Pakistan. Un conseil de village ordonne le viol d’une adolescente à titre de « représailles » : il faut des réformes urgentes

Le viol d'une adolescente ordonné par un conseil de village à titre de « vengeance » pour un viol qu'aurait commis son frère est le dernier d'une longue série d'incidents terribles qui appellent à entreprendre de toute urgence des réformes, a déclaré Amnesty International le 27 juillet 2017.

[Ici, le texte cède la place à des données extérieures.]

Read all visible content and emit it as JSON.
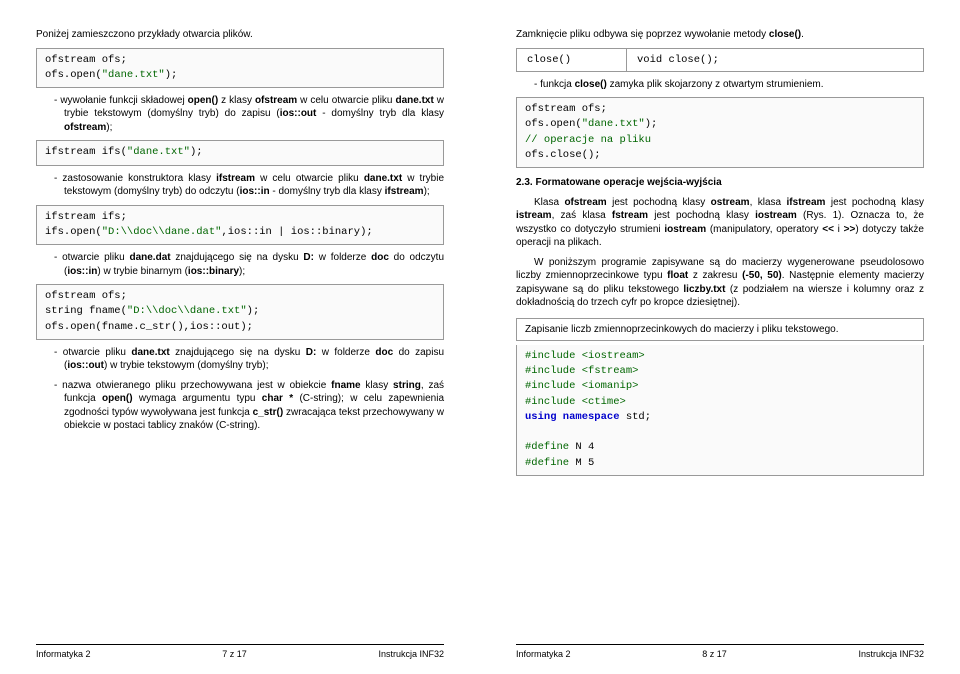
{
  "left": {
    "intro": "Poniżej zamieszczono przykłady otwarcia plików.",
    "code1_l1": "ofstream ofs;",
    "code1_l2": "ofs.open(",
    "code1_str": "\"dane.txt\"",
    "code1_l2b": ");",
    "b1": "wywołanie funkcji składowej open() z klasy ofstream w celu otwarcie pliku dane.txt w trybie tekstowym (domyślny tryb) do zapisu (ios::out - domyślny tryb dla klasy ofstream);",
    "code2_a": "ifstream ifs(",
    "code2_str": "\"dane.txt\"",
    "code2_b": ");",
    "b2": "zastosowanie konstruktora klasy ifstream w celu otwarcie pliku dane.txt w trybie tekstowym (domyślny tryb) do odczytu (ios::in - domyślny tryb dla klasy ifstream);",
    "code3_l1": "ifstream ifs;",
    "code3_l2a": "ifs.open(",
    "code3_str": "\"D:\\\\doc\\\\dane.dat\"",
    "code3_l2b": ",ios::in | ios::binary);",
    "b3": "otwarcie pliku dane.dat znajdującego się na dysku D: w folderze doc do odczytu (ios::in) w trybie binarnym (ios::binary);",
    "code4_l1": "ofstream ofs;",
    "code4_l2a": "string fname(",
    "code4_str": "\"D:\\\\doc\\\\dane.txt\"",
    "code4_l2b": ");",
    "code4_l3": "ofs.open(fname.c_str(),ios::out);",
    "b4": "otwarcie pliku dane.txt znajdującego się na dysku D: w folderze doc do zapisu (ios::out) w trybie tekstowym (domyślny tryb);",
    "b5": "nazwa otwieranego pliku przechowywana jest w obiekcie fname klasy string, zaś funkcja open() wymaga argumentu typu char * (C-string); w celu zapewnienia zgodności typów wywoływana jest funkcja c_str() zwracająca tekst przechowywany w obiekcie w postaci tablicy znaków (C-string).",
    "footer_l": "Informatyka 2",
    "footer_c": "7 z 17",
    "footer_r": "Instrukcja INF32"
  },
  "right": {
    "intro": "Zamknięcie pliku odbywa się poprzez wywołanie metody close().",
    "tbl_c1": "close()",
    "tbl_kw": "void",
    "tbl_c2": " close();",
    "b1": "funkcja close() zamyka plik skojarzony z otwartym strumieniem.",
    "code1_l1": "ofstream ofs;",
    "code1_l2a": "ofs.open(",
    "code1_str": "\"dane.txt\"",
    "code1_l2b": ");",
    "code1_l3": "// operacje na pliku",
    "code1_l4": "ofs.close();",
    "sec": "2.3. Formatowane operacje wejścia-wyjścia",
    "p1": "Klasa ofstream jest pochodną klasy ostream, klasa ifstream jest pochodną klasy istream, zaś klasa fstream jest pochodną klasy iostream (Rys. 1). Oznacza to, że wszystko co dotyczyło strumieni iostream (manipulatory, operatory << i >>) dotyczy także operacji na plikach.",
    "p2": "W poniższym programie zapisywane są do macierzy wygenerowane pseudolosowo liczby zmiennoprzecinkowe typu float z zakresu (-50, 50). Następnie elementy macierzy zapisywane są do pliku tekstowego liczby.txt (z podziałem na wiersze i kolumny oraz z dokładnością do trzech cyfr po kropce dziesiętnej).",
    "caption": "Zapisanie liczb zmiennoprzecinkowych do macierzy i pliku tekstowego.",
    "code2_inc1a": "#include ",
    "code2_inc1b": "<iostream>",
    "code2_inc2a": "#include ",
    "code2_inc2b": "<fstream>",
    "code2_inc3a": "#include ",
    "code2_inc3b": "<iomanip>",
    "code2_inc4a": "#include ",
    "code2_inc4b": "<ctime>",
    "code2_ns_a": "using namespace ",
    "code2_ns_b": "std",
    "code2_ns_c": ";",
    "code2_def1a": "#define ",
    "code2_def1b": "N 4",
    "code2_def2a": "#define ",
    "code2_def2b": "M 5",
    "footer_l": "Informatyka 2",
    "footer_c": "8 z 17",
    "footer_r": "Instrukcja INF32"
  }
}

Vingt personnes d'un conseil de village près de Multan ont été arrêtées pour avoir ordonné ce viol. Toutefois, les autorités du Pakistan doivent mettre fin à l'impunité pour les violences sexuelles et abolir les « conseils de village » qui ordonnent des crimes horribles à titre de représailles.

« Les autorités pakistanaises doivent mettre un terme à l'impunité pour les violences sexuelles et supprimer les conseils de village qui ordonnent des actes abominables contre les femmes, souvent à titre de représailles pour des actes commis par d'autres. Depuis bien trop longtemps, ces pratiques d'une cruauté sans nom bénéficient de l’indulgence des autorités, a déclaré Nadia Rahman, chargée des campagnes sur le Pakistan à Amnesty International.

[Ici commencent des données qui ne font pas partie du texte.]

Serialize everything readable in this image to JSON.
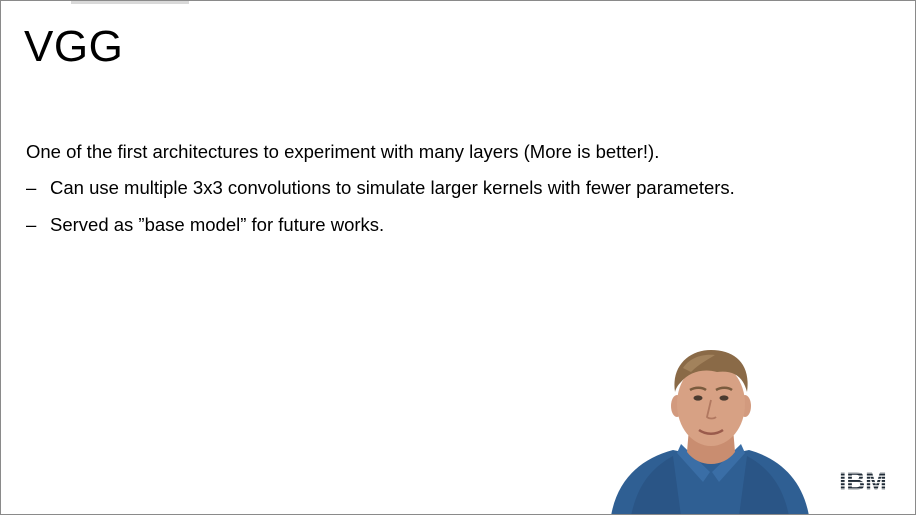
{
  "slide": {
    "title": "VGG",
    "intro": "One of the first architectures to experiment with many layers (More is better!).",
    "bullets": [
      {
        "marker": "–",
        "text": "Can use multiple 3x3 convolutions to simulate larger kernels with fewer parameters."
      },
      {
        "marker": "–",
        "text": "Served as ”base model” for future works."
      }
    ]
  },
  "presenter": {
    "icon": "presenter-video"
  },
  "logo": {
    "text": "IBM",
    "icon": "ibm-logo"
  },
  "colors": {
    "background": "#ffffff",
    "text": "#000000",
    "shirt": "#2f5f93",
    "skin": "#d7a184",
    "hair": "#8a6a47",
    "logo": "#1e2a36"
  }
}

Aucune tradition culturelle ne saurait justifier de telles attaques contre les femmes.
Nadia Rahman, chargée des campagnes sur le Pakistan à Amnesty International

« Aucune tradition culturelle ne saurait justifier de telles attaques contre les femmes. Les violences faites aux femmes sont toujours aux antipodes de la justice. Le corps des femmes n’est pas une marchandise que l'on peut troquer pour régler ses comptes. Il est primordial que les auteurs de ces actes soient condamnés à des sanctions qui reflètent la gravité de leur crime, à l'issue de procès équitables, sans recours à la peine de mort. »

Les organismes de l'ONU chargés de défendre les droits fondamentaux se sont depuis longtemps penchés sur l'incapacité du Pakistan à protéger les femmes contre les décisions cruelles et arbitraires des conseils de village et des conseils tribaux.

En permettant à ces conseils de siéger, les autorités se rendent complices des crimes qu'ils ordonnent.
Nadia Rahman

Ce mois-ci, le Comité des droits de l'homme de l'ONU a demandé au gouvernement pakistanais de détailler les mesures prises pour réglementer les systèmes de « justice » parallèles, tels que les jirgas (conseils des anciens de la tribu). Le comité a déclaré qu'il avait reçu des informations faisant état de discriminations et de violences envers les femmes imputables à ces systèmes parallèles.

Le gouvernement pakistanais a assuré qu'ils ne pouvaient pas exercer leur juridiction en matière pénale, ajoutant que « la seule autorité à cet égard reposait entre les mains des tribunaux nationaux ».

« En permettant à ces conseils de siéger, les autorités se rendent complices des crimes qu'ils ordonnent. Il n'est pas suffisant de procéder à des arrestations après que des actes horribles se sont produits. Les autorités ont le devoir de protéger les femmes, de prévenir la répétition de telles agressions et de mettre un terme à la peur et à l'opprobre que subissent les victimes », a déclaré Nadia Rahman, chargée de campagne sur le Pakistan à Amnesty International.

Complément d'information

En 2013, le Comité pour l’élimination de la discrimination à l’égard des femmes a demandé à l'État de mettre en place un système judiciaire unifié, afin d'éliminer tous les systèmes judiciaires parallèles et les mécanismes informels de résolution de conflit qui pratiquent la discrimination à l'égard des femmes, et de sensibiliser la population à l'importance des recours judiciaires, plutôt que des systèmes de justice parallèle, pour remédier aux violations des droits des femmes.